TEMPO.CO, Jakarta - Dinas Lingkungan Hidup (DLH) DKI Jakarta meluncurkan platform digital untuk memantau kualitas udara di masing-masing wilayah serta rekomendasi aktivitas yang tepat untuk dilakukan masyarakat berdasarkan kadar udara.
Kepala Dinas Lingkungan Hidup Jakarta, Asep Kuswanto, mengatakan peluncuran platform itu dilakukan hari ini. Nama platform itu adalah website udara.jakarta.go.id. "Platform ini memudahkan publik untuk mengakses informasi. Semua bisa mengaksesnya melalui website udara.jakarta.go.id menggunakan berbagai gadget," kata Asep melakui keterangan tertulis yang diterima Tempo pada Jumat, 5 Juli 2024.
Asep mengatakan website itu menampilkan data dari 31 Stasiun Pemantau Kualitas Udara (SPKU) di Jakarta yang mengintegrasikan data dari SPKU milik DLH Jakarta, Badan Meteorologi, Klimatologi, dan Geofisika (BMKG), World Resources Institute (WRI) Indonesia, dan Vital Strategies.
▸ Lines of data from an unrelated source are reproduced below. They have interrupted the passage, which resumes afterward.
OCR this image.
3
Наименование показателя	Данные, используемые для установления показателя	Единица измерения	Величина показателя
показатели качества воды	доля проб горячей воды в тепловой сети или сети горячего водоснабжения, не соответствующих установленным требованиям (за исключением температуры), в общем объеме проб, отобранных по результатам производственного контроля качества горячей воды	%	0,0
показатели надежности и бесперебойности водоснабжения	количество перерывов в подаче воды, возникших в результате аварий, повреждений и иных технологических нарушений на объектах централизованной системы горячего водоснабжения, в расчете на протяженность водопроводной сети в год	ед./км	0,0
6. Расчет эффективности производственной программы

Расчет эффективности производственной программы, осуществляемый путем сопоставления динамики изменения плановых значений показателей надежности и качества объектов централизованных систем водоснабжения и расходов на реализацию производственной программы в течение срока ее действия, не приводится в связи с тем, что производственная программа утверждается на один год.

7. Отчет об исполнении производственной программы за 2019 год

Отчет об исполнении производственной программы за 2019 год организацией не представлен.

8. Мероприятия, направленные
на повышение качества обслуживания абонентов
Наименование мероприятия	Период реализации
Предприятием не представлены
"Ke depannya jumlah stasiun dan data yang diintegrasikan akan terus bertambah," tuturnya.
Dia menyebut websitenya pun sudah sesuai Standar Nasional Indonesia (SNI). Standar tersebut untuk memastikan alat pemantau kualitas udara memenuhi kriteria yang diperlukan untuk menghasilkan data yang akurat dan konsisten.
“Jadi kami tidak sembarangan mengintegrasikan SPKU. Data yang ditampilkan merupakan data dari alat pemantau kualitas udara yang memenuhi standar,” ucapnya.
Layanan tersebut tidak mengintegrasikan data dari berbagai sumber yang telah memenuhi SNI saja, namun juga mengacu pada Peraturan Menteri Lingkungan Hidup dan Kehutanan LHK nomor 14 tahun 2020 tentang Indeks Standar Pencemar Udara (ISPU) sebagai indeks kualitas udara yang menjadi acuan secara nasional.
Selain itu, Asep mengatakan platform tersebut juga menyediakan visualisasi data yang mudah dipahami, seperti fitur peta interaktif, grafik, dan diagram.
Berdasarkan Permen LHK tersebut ada nilai yang ditetapkan untuk kualitas udara seperti 0 sampai 50 artinya tingkat kualitas udara masih sangat baik sehingga masyarakat baik melakukan kegiatan luar. Sedangkan nilai 51 sampai 100 menunjukan kualitas udara masih bisa diterima masyarakat masih bisa melakukan aktivitas di luar.
Lalu angka 101 sampai 199 kualitas udara bersifat merugikan, sehingga masyarakat diminta mengurangi aktivitas di luar ruangan. Angka 200 sampai 299 menunjukan indikator tingkat kualitas udara dapat meningkatkan resiko kesehatan masyarakat, sehingga diminta menghindari aktivitas diluar.
Kemudian nilai 300 sampai 500 tingkat kualitas udara merugikan kesehatan masyarakat diminta memakai masker. Penjelasan tersebut ada dalam platform DLH.
Di samping itu, dalam platform ini terdapat pula fitur edukasi dan informasi terkait kualitas udara serta dampaknya terhadap kesehatan. "Nantinya warga Jakarta dapat mengetahui langkah-langkah yang perlu diambil saat kualitas udara memburuk dan intervensi apa yang diambil Pemerintah dalam menindaklanjuti kondisi kualitas udara ketika statusnya tidak sehat, sangat tidak sehat, dan berbahaya," ujarnya.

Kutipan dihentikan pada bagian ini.